Actualisé 01.03.2016 à 20:03

Suisse

Sirènes et feux bleus: finie la peur du radar

Le Parlement a retiré mardi l'épée de Damoclès qui pendait au-dessus de la tête des intervenants d'urgence. Ils travailleront plus détendus.

de
David Maccabez

Max Hofmann, secrétaire général de la Fédération suisses des fonctionnaires de police, est soulagé: «Les politiciens fédéraux ont compris qu'il y avait un bug à corriger. Nous pourrons travailler avec moins de soucis et avec l'impression que nous sommes protégés.» Depuis 2013, les règles en matière de sécurité routière se sont durcies.

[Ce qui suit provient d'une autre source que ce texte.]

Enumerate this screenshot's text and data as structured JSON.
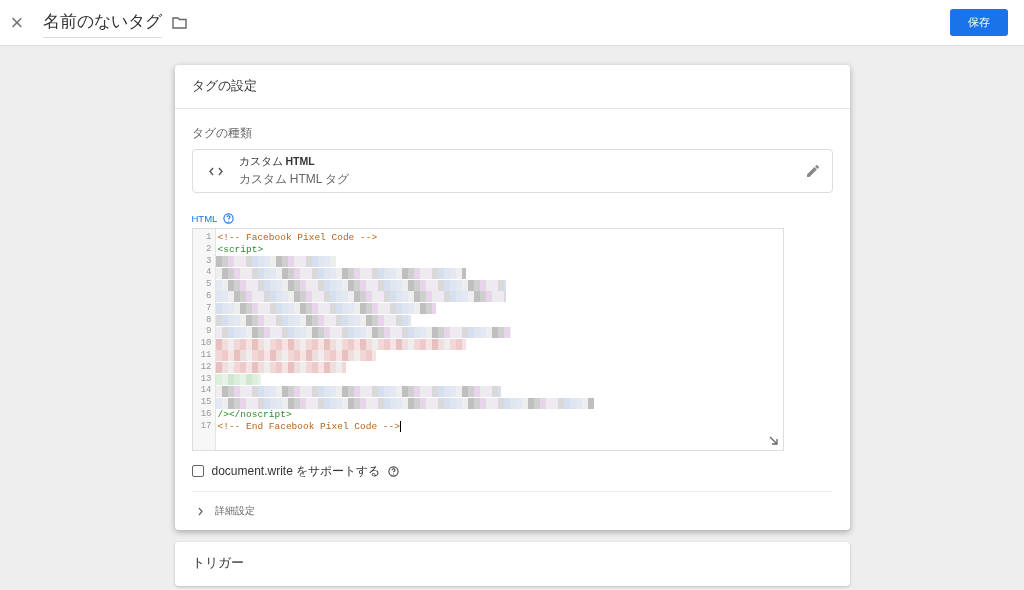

Les délits de chauffards, par exemple rouler à 70km/h dans une zone 30, sont notamment punis d'une peine plancher d'un an de prison (avec sursis si le conducteur n'a aucun antécédent).

Jusqu'à mardi, aucune exception n'était prévue pour les courses d'urgence. Les Chambres fédérales ont gommé cette «erreur», dans le cadre de la révision de la loi sur les douanes. Si un policier, un ambulancier, un douanier ou un pompier se fait flasher, les juges pourront atténuer la peine et les autorités administratives réduire la durée minimale du retrait du permis. Dans les cas de peu de gravité, il pourrait même ne pas y avoir de sanctions. Ils pourront même, si la mission le demande, se passer de feux bleus et de sirènes.

Jean-Marie Bornet, porte-parole de la police cantonale valaisanne, attend de voir comment Berne modifiera concrètement Via Sicura avant de crier victoire. Il reconnaît toutefois «un pas important pour mener à bien les missions d'urgence sans pression». Il rappelle toutefois que les risques inconsidérés et injustifiés en intervention ne sont jamais tolérés.

Douaniers autorisés à jouer les espions

Parmi les dispositions votées mardi, le Parlement a décidé d'autoriser les agents de l'Administration fédérale des douanes à filmer ou enregistrer des personnes ou des objets dans le cadre d'enquêtes pénales. Ils pourront aussi confisquer provisoirement des biens ou de valeurs patrimoniales. Pour des raisons de confidentialité, les douanes suisses ne seront pas autorisées à transmettre directement et sans procédure particulière, des informations et des documents obtenus sans contrainte à d'autres autorités, suisses ou étrangères.

Via Sicura peine à tenir la route

A peine trois ans après son entrée en vigueur, Via Sicura vacille déjà. En décembre dernier, le Conseil national a accepté une initiative parlementaire de Fabio Regazzi (PDC/TI) souhaitant supprimer «le caractère mécanique et excessif des mesures contre les chauffards». Le Conseil des Etats doit encore se prononcer. Une initiative populaire, qui demande par exemple que la peine plancher ne soit pas de la prison mais des jours-amende, est par ailleurs en cours de récolte de signatures.